As a strength of the current study, with V4-targeted 16S amplicon sequencing analysis, it is possible to get an overview of the bacterial community composition of a clinical sample and further, in clinical studies identify profile-level differences between the groups and variation within groups [18, 24]. Research work is time and money consuming. In the current study, we have simplified the sampling method and succeeded in taking two consecutive samples and working on room-temperature material in the clinical setting. This increases the gain of research material with fewer appointments for sampling and the lack of ice and cold chain opens new and more distant possibilities for research. However, our study also has several limitations. This study was designed only to methodologically compare the microbial results of two consecutive vaginal samplings focusing on two different sampling methods. In addition, the design of this pilot study with a small number of participants did not allow randomization due to clinical practice and only one researcher.
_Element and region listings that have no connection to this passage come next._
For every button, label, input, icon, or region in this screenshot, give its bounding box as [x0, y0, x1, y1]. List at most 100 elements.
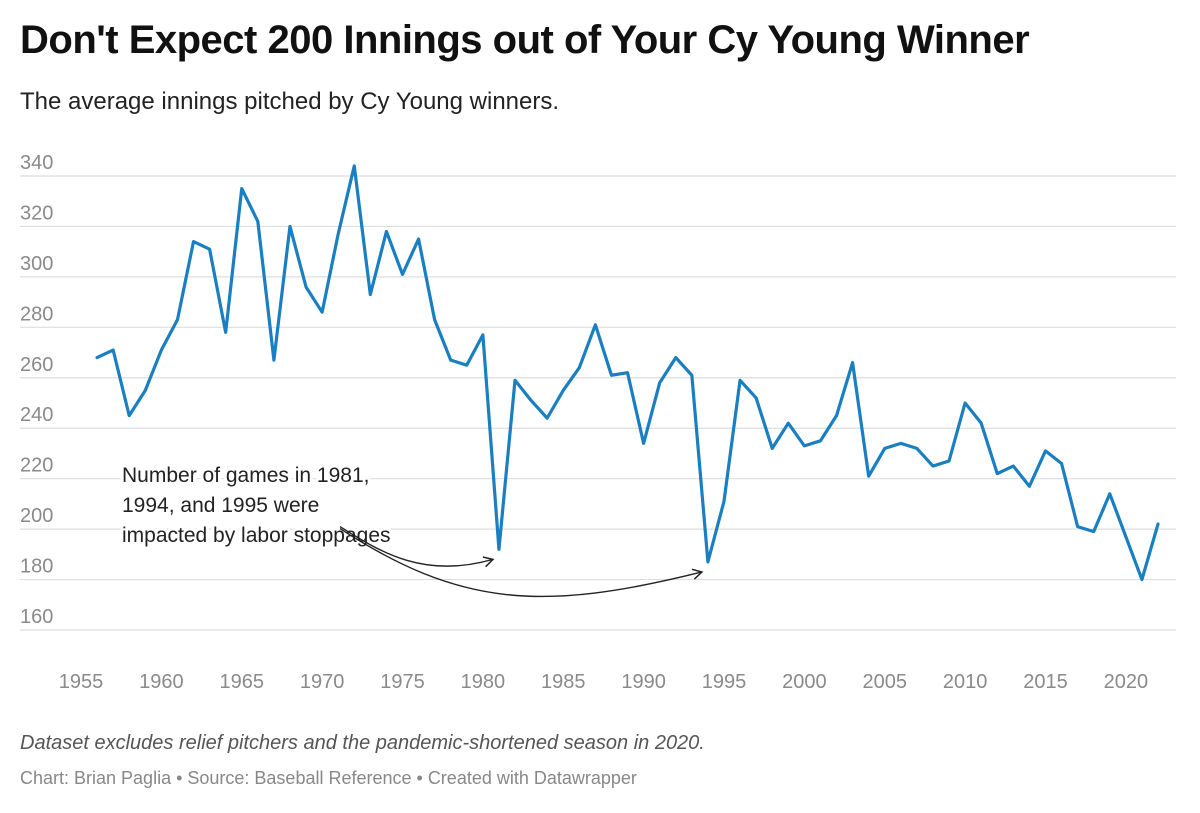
data-point — [95, 355, 100, 360]
annotation-layer: Number of games in 1981,Number of games … — [119, 461, 704, 598]
data-point — [287, 224, 292, 229]
y-tick-label: 260 — [20, 354, 53, 376]
series-layer — [95, 163, 1160, 582]
data-point — [721, 499, 726, 504]
x-tick-label: 1995 — [702, 671, 747, 693]
x-tick-label: 1960 — [139, 671, 184, 693]
data-point — [689, 373, 694, 378]
data-point — [561, 388, 566, 393]
data-point — [818, 438, 823, 443]
data-point — [496, 547, 501, 552]
data-point — [175, 317, 180, 322]
data-point — [738, 378, 743, 383]
data-point — [400, 272, 405, 277]
y-tick-label: 240 — [20, 404, 53, 426]
data-point — [786, 421, 791, 426]
x-tick-label: 1985 — [541, 671, 586, 693]
data-point — [1091, 529, 1096, 534]
data-point — [255, 219, 260, 224]
data-point — [368, 292, 373, 297]
x-tick-label: 1980 — [461, 671, 506, 693]
data-point — [609, 373, 614, 378]
data-point — [930, 464, 935, 469]
x-tick-label: 2005 — [862, 671, 907, 693]
data-point — [271, 358, 276, 363]
data-point — [207, 247, 212, 252]
y-tick-label: 320 — [20, 202, 53, 224]
data-point — [834, 413, 839, 418]
data-point — [223, 330, 228, 335]
data-point — [529, 398, 534, 403]
x-tick-label: 2015 — [1023, 671, 1068, 693]
data-point — [754, 395, 759, 400]
x-axis-ticks: 1955 1960 1965 1970 1975 1980 1985 1990 1995 2000… — [59, 671, 1148, 693]
data-point — [1107, 491, 1112, 496]
annotation-arrow — [339, 528, 704, 598]
data-point — [159, 348, 164, 353]
data-point — [1059, 461, 1064, 466]
chart-subtitle: The average innings pitched by Cy Young … — [20, 88, 560, 115]
data-point — [239, 186, 244, 191]
data-point — [593, 322, 598, 327]
y-tick-label: 340 — [20, 152, 53, 174]
x-tick-label: 1970 — [300, 671, 345, 693]
annotation-halo: 1994, and 1995 were — [122, 494, 319, 517]
x-tick-label: 2020 — [1104, 671, 1149, 693]
data-point — [143, 388, 148, 393]
data-point — [480, 332, 485, 337]
data-point — [304, 284, 309, 289]
x-tick-label: 2000 — [782, 671, 827, 693]
chart-byline: Chart: Brian Paglia • Source: Baseball R… — [20, 768, 637, 788]
data-point — [882, 446, 887, 451]
x-tick-label: 1975 — [380, 671, 425, 693]
annotation-text: 1994, and 1995 were — [122, 494, 319, 517]
data-point — [127, 413, 132, 418]
x-tick-label: 1965 — [219, 671, 264, 693]
data-point — [577, 365, 582, 370]
data-point — [898, 441, 903, 446]
data-point — [657, 380, 662, 385]
data-point — [850, 360, 855, 365]
data-point — [336, 232, 341, 237]
data-point — [802, 443, 807, 448]
data-point — [1075, 524, 1080, 529]
data-point — [1139, 577, 1144, 582]
y-tick-label: 160 — [20, 606, 53, 628]
annotation-text: Number of games in 1981, — [122, 464, 369, 487]
y-tick-label: 220 — [20, 455, 53, 477]
data-point — [1043, 448, 1048, 453]
data-point — [416, 237, 421, 242]
chart-title: Don't Expect 200 Innings out of Your Cy … — [20, 18, 1030, 62]
data-point — [513, 378, 518, 383]
chart-notes: Dataset excludes relief pitchers and the… — [20, 732, 705, 754]
data-point — [384, 229, 389, 234]
data-point — [673, 355, 678, 360]
x-tick-label: 2010 — [943, 671, 988, 693]
data-point — [111, 348, 116, 353]
grid-layer — [20, 175, 1176, 631]
data-point — [866, 474, 871, 479]
data-point — [947, 459, 952, 464]
data-point — [352, 163, 357, 168]
x-tick-label: 1955 — [59, 671, 104, 693]
data-point — [432, 317, 437, 322]
data-point — [191, 239, 196, 244]
x-tick-label: 1990 — [621, 671, 666, 693]
data-point — [464, 363, 469, 368]
annotation-arrow — [339, 525, 495, 568]
y-tick-label: 180 — [20, 556, 53, 578]
annotation-halo: impacted by labor stoppages — [122, 524, 391, 547]
data-point — [914, 446, 919, 451]
y-tick-label: 200 — [20, 505, 53, 527]
data-point — [545, 416, 550, 421]
y-tick-label: 280 — [20, 303, 53, 325]
data-point — [641, 441, 646, 446]
data-point — [1011, 464, 1016, 469]
data-point — [705, 559, 710, 564]
data-point — [625, 370, 630, 375]
annotation-text: impacted by labor stoppages — [122, 524, 391, 547]
y-axis-ticks: 160 180 200 220 240 260 280 300 320 340 — [20, 152, 53, 628]
data-point — [979, 421, 984, 426]
series-line — [95, 164, 1160, 582]
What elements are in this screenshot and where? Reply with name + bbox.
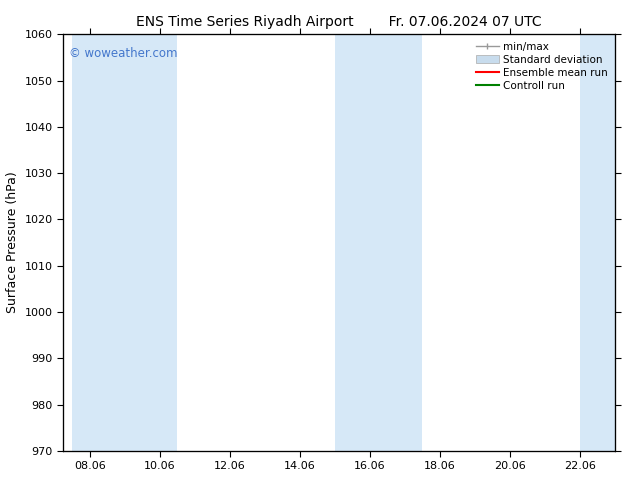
- Title: ENS Time Series Riyadh Airport        Fr. 07.06.2024 07 UTC: ENS Time Series Riyadh Airport Fr. 07.06…: [136, 15, 542, 29]
- Bar: [580, 34, 619, 451]
- Text: © woweather.com: © woweather.com: [69, 47, 178, 60]
- Bar: [335, 34, 422, 451]
- Y-axis label: Surface Pressure (hPa): Surface Pressure (hPa): [6, 172, 19, 314]
- Legend: min/max, Standard deviation, Ensemble mean run, Controll run: min/max, Standard deviation, Ensemble me…: [474, 40, 610, 93]
- Bar: [72, 34, 178, 451]
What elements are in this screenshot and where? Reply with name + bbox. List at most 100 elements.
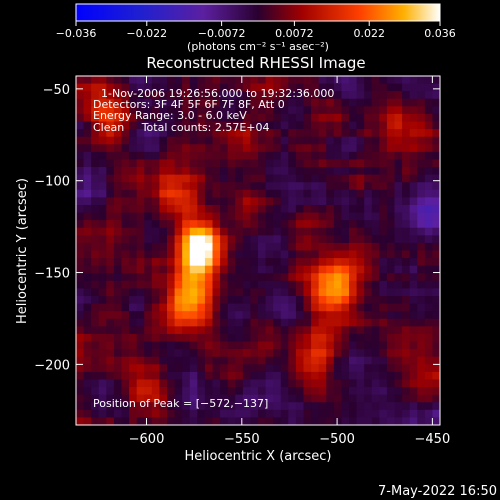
heatmap-cell (394, 174, 403, 183)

As a conclusion, we demonstrate that it was safe to collect two consecutive samples from the same vaginal site with minimal influence on microbiota results. PS and CS enabled constant vaginal microbiota sampling without differences between the two sampling methods. In addition, shield fluid reagent allows the transportation of microbiota samples at room temperature as it preserves the integrity of genetic material present in samples at ambient temperatures enabling it to be used in NGS analysis. A redundant cold chain simplifies collection and research in more distant locations from research utilities.